Youna – Elle souhaite être entendue en confession, elle me l'a dit.

 

Le curé – On verra.

 

Youna – Vous devez la confesser avant qu'elle parte.

 

Le curé – Qu'elle reste un peu.

 

Amos – Vous n'y pensez pas !

 

Le curé – On ne peut pas la chasser comme une chienne.

 

Youna – Surtout malade. Il faut lui ouvrir l'église.

 

Le curé – Pour quoi faire ?

 

Youna – C'est la maison de Dieu et elle en appelle à Dieu.

 

Le curé – Comment ça ?

 

Youna – Puisqu'elle veut se confesser...

 

Amos - C'est ça. On va la loger dans l'église. Tu vas la nourrir aussi bien sûr. Et laver ses hardes. Elle pourrait dormir dans notre lit... C'est ça que tu veux Youna ? Qu'on lui laisse notre lit ?

 

Maria – J'ai pas sommeil.

 

Scène 6

 

 

Amos porte un carton sous le bras. Il s'approche de Maria assise contre le mur.

 

Amos – Dis-moi, pourrais tu me rendre un service ?

 

Maria – Si je m'en tire...

 

Amos – Arrête ! Tu n'es pas plus malade que moi.C'est une blague cette histoire de typhus, Youna me l'a dit.

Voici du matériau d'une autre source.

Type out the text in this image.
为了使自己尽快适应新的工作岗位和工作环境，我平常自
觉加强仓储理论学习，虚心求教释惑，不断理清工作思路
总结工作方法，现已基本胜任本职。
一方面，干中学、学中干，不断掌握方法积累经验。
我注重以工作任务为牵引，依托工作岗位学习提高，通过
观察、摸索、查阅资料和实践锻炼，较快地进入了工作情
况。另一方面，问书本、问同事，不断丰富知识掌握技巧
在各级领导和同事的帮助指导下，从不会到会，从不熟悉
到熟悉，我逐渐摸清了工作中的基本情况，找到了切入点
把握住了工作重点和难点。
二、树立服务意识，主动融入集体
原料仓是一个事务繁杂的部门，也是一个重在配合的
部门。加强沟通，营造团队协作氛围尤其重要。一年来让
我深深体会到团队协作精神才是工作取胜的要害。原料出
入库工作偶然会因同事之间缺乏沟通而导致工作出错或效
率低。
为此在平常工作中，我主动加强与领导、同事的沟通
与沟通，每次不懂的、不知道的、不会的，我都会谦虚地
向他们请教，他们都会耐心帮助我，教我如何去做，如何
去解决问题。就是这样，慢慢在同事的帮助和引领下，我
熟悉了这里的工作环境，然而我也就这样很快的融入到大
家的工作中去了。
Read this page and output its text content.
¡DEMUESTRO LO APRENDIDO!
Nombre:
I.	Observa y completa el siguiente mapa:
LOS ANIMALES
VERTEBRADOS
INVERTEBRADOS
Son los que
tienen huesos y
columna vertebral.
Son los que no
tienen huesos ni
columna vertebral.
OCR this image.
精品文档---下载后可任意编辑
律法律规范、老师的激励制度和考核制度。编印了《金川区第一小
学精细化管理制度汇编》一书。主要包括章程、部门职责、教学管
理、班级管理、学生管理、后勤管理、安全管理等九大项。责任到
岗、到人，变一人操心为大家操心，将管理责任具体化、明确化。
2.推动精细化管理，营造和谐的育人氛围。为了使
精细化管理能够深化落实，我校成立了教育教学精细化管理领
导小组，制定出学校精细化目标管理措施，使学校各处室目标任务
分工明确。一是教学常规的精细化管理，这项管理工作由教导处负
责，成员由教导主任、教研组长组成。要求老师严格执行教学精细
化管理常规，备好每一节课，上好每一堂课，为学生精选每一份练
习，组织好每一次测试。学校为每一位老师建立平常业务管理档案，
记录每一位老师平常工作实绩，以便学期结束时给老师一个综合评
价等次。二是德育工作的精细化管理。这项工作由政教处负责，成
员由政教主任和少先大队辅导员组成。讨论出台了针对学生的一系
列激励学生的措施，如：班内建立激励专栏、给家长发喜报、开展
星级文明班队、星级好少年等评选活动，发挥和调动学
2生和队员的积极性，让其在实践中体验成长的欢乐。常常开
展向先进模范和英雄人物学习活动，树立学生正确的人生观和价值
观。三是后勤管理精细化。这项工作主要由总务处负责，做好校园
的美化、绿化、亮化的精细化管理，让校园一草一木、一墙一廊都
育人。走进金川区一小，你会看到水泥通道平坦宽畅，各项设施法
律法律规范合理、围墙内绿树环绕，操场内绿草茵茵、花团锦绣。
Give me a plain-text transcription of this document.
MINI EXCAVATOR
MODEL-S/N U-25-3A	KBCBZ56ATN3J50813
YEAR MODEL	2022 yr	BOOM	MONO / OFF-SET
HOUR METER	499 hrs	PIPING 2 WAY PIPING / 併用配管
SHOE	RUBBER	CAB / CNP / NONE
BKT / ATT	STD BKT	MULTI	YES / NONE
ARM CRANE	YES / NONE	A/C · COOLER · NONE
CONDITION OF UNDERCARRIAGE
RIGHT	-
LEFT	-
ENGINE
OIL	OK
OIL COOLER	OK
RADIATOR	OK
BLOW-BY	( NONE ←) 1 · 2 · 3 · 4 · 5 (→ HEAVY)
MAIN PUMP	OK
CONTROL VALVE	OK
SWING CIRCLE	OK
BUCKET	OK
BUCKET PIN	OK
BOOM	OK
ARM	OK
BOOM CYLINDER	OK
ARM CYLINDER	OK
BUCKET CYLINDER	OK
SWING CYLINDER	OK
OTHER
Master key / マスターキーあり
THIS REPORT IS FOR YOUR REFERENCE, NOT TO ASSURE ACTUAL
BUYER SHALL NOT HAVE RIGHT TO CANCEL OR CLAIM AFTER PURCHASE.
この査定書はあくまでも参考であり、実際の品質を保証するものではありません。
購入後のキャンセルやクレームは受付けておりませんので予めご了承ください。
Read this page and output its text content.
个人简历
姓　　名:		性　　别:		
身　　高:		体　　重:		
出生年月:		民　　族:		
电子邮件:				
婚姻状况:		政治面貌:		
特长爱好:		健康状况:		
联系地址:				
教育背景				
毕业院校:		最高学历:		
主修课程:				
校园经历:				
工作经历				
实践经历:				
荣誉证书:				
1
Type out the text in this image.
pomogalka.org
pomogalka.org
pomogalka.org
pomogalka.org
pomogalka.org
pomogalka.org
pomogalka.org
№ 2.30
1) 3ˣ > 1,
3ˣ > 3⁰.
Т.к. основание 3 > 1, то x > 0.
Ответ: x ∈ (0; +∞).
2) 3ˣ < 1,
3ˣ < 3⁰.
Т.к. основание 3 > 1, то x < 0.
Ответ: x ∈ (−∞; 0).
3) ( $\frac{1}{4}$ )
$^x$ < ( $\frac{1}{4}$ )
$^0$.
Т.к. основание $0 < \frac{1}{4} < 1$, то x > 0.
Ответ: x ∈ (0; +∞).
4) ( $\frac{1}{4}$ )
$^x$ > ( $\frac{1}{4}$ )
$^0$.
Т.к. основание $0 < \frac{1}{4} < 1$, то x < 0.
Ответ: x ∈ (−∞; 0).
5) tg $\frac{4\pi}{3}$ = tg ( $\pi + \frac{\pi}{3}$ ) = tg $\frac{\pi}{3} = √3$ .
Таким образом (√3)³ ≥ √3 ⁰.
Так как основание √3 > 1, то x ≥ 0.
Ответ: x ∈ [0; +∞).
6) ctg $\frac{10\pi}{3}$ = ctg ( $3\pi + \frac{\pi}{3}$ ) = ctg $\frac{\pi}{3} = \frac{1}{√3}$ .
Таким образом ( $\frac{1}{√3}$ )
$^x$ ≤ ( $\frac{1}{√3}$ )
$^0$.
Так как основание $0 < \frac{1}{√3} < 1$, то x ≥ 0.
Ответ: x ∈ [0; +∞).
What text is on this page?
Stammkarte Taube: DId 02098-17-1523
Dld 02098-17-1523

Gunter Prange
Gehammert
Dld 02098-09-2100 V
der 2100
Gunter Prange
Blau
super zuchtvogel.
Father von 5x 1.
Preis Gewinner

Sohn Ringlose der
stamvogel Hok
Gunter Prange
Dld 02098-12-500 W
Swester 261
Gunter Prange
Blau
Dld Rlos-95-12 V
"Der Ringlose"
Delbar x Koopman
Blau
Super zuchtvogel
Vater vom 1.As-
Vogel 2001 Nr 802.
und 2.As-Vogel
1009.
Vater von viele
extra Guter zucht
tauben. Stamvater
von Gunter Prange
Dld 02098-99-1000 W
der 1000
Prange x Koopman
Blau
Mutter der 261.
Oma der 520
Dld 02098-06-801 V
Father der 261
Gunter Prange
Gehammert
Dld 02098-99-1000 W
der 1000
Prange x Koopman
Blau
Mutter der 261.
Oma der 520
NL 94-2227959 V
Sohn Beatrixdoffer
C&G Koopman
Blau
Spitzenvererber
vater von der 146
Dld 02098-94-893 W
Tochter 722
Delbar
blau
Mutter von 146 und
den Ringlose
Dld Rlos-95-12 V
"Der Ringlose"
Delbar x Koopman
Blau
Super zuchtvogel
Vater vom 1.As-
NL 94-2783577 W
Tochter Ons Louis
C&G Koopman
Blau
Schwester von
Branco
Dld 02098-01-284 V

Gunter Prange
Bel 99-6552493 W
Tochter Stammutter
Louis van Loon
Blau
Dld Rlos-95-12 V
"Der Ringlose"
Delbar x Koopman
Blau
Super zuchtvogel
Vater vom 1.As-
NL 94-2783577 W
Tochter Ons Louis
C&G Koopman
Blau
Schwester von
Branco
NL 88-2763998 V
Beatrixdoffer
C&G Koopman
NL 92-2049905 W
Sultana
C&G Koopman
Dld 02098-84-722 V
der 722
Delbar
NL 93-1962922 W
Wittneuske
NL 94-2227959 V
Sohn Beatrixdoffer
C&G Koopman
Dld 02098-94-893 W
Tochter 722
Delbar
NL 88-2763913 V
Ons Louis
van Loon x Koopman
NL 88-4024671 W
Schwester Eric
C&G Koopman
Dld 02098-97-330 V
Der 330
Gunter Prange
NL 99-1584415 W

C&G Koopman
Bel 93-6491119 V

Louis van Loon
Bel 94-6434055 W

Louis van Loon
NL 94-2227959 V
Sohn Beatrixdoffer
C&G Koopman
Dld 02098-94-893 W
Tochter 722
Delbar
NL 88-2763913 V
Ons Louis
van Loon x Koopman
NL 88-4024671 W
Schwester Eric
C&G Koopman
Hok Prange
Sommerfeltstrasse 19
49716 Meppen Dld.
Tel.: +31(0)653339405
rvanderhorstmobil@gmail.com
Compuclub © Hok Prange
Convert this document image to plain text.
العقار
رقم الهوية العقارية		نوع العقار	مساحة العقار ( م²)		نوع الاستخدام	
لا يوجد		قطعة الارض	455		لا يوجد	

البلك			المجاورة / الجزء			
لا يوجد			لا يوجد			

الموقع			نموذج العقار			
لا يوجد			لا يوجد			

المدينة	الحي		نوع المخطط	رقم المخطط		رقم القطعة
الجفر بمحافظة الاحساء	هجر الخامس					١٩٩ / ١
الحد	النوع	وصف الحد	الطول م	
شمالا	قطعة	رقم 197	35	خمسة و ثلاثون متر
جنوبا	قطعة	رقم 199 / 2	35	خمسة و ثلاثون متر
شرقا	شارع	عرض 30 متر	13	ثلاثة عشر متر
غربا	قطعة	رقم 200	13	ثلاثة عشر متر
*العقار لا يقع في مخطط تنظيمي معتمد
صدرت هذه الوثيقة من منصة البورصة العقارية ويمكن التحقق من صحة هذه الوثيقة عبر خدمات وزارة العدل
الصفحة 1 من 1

Puisque tu vas vers le sud, c'est sur ton chemin... J'ai un frère à Lorca.

 

Maria – Ravi de l'apprendre.

 

Amos – Il me croit mort sans doute. Dis-lui juste que je suis toujours là.

 

Maria (ironique) – Ça lui fera plaisir.

 

Amos – Pas sûr. Mais là n'est pas la question. C'est que j'ai des droits tu comprends ?

 

Maria – Non.

 

Amos – Qu'il n'aille pas me dilapider l'héritage : je veux ma part.

 

Maria – Pour quoi faire ?

 

Amos – Après la pluie le beau temps !

 

Maria – Ou bien la grêle... Tu sais moi, les dictons...

 

Amos – Je compte sur toi. Une grosse ferme derrière l'église, avec des tilleuls dans la cour et du lierre en façade. Tu demandes Marco.

 

Maria – N'y comptes pas trop. «  Fais du bien à un vilain et il te fera dans la main », c'est bien ce que tu disais ?

 

Amos – C'était manière de parler. Tu le feras ?

 

Maria – Si j'y pense.

 

Amos – (pour rire) Fais un nœud à ton mouchoir...

 

Maria – Il y a beau temps que je n'ai plus de mouchoir.

 

Amos – Et tu n'as pas de chaussures non plus. Tiens.

 

Il lui tend le carton.

 

Maria – Qu'est ce que c'est ?

 

Amos – Des chaussures. Un service en vaut un autre.

 

Maria sort des chaussures défraichies du carton.

 

Amos – Elles doivent t'aller.

 

Entrée de Youna.

 

Youna (à Amos)C'est ca ! Ne te gêne pas ! Donne lui les tiennes de chaussures, celle la sont à moi !

 

Amos (buté) – Les miennes sont trop grandes !

 

Maria remet les chaussures dans la boite et la tend à Youna.

 

Maria – Tiens, reprends-les.

 

Youna – Non va, garde les. Tu en as besoin. Et puis tu m'as donné la la chemise.

 

Maria ressort les chaussures de la boite et s'assoit pour les essayer.

 

Maria (à Amos) – Je peux savoir pourquoi tu lui donne ces chaussures ?

 

Amos – C'est pour un service qu'elle va me rendre. Elle va passer voir Marcos.

 

Youna – Ah ! Tu l'envoies chez ton frère... (à Maria) Je ne suis pas sûre que tu sois la bienvenue...

 

Maria (elle rit) – Au pire je pourrais partir en courant maintenant que j'ai des chaussures...

 

Maria a mis les chaussures. Elles n'ont pas de lacets.

 

Amos – On va te trouver des lacets.

 

Youna – Elles te vont ?

 

Maria – Si elles me vont ? Je suis comme une reine là dedans ! Y a que pour marcher avec des chaussures, je sais pas si je vais savoir... J'ai perdu l'habitude...

 

 Scène 7

 

 

Youna – Je vais partir.

Maria – Toi ?

 Youna – Oui, je vais quitter le village.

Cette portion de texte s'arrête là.